Говоря так, она выпрямляется и решительно берется за руль.

Дальше плывут молча; легкое возбуждение, связанное с возможной опасностью впереди, делает речь неуместной.

Вскоре они огибают поворот, о котором говорили, и перед ними открывается новая протяженность реки; рулевая снова забывает о своих обязанностях, и выражение ее лица, только что встревоженное, неожиданно становится оживленным, почти радостным. Не из-за того, что миновали опасное место: опасность все еще впереди, немного ниже по течению. Но впереди еще кое-что – гребная лодка у берега и люди на берегу.

Выражение лица Гвен Винн снова изменяется, так же резко и неожиданно, как в первый раз.

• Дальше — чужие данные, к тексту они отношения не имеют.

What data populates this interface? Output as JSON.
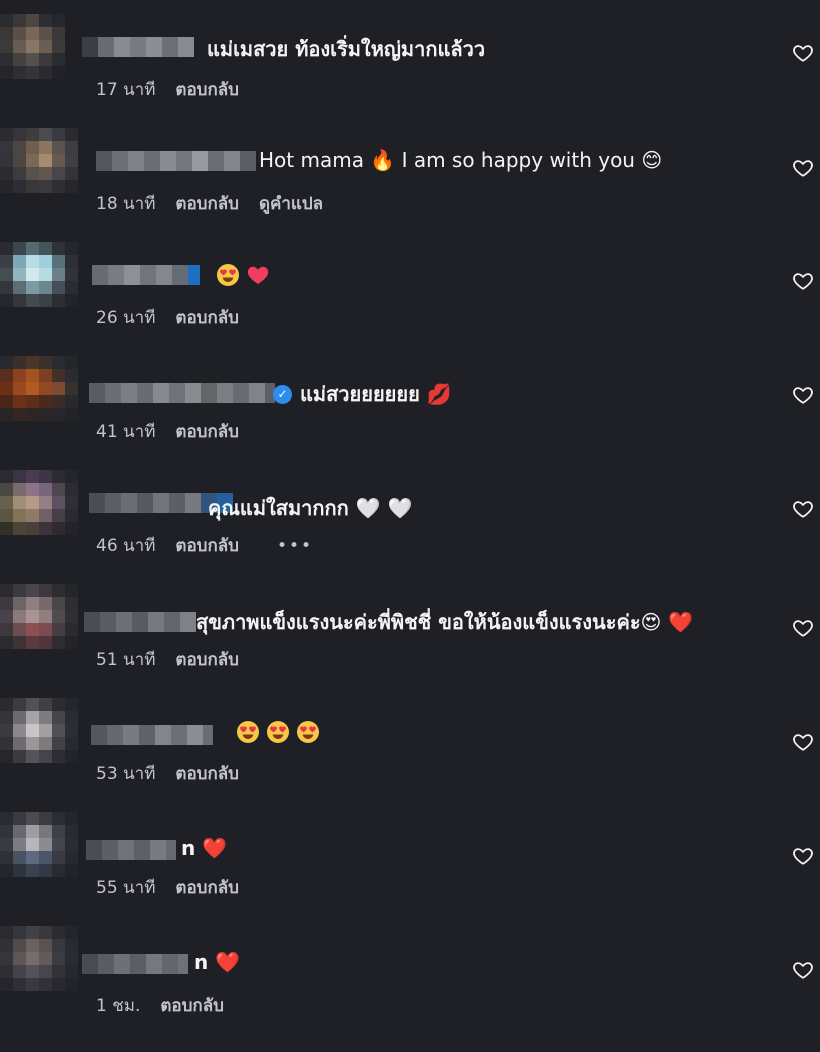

Она ошиблась: это не лодка красивого рыбака! Напротив, это четырехвесельная шлюпка, с четырьмя мужчинами, потому что именно столько их на берегу. А в лодке рыбака было только двое: он сам и гребец.

Но девушке не нужно считать мужчин или разглядывать их лица. Она видит, что все они ей незнакомы и совсем непривлекательны; никто ни в малейшей степени не похож на того, кто занимает ее мысли. И тут же она делает другое наблюдение – природная непривлекательность этих людей не устраняется из-за их занятия. Как раз напротив! Они пьют.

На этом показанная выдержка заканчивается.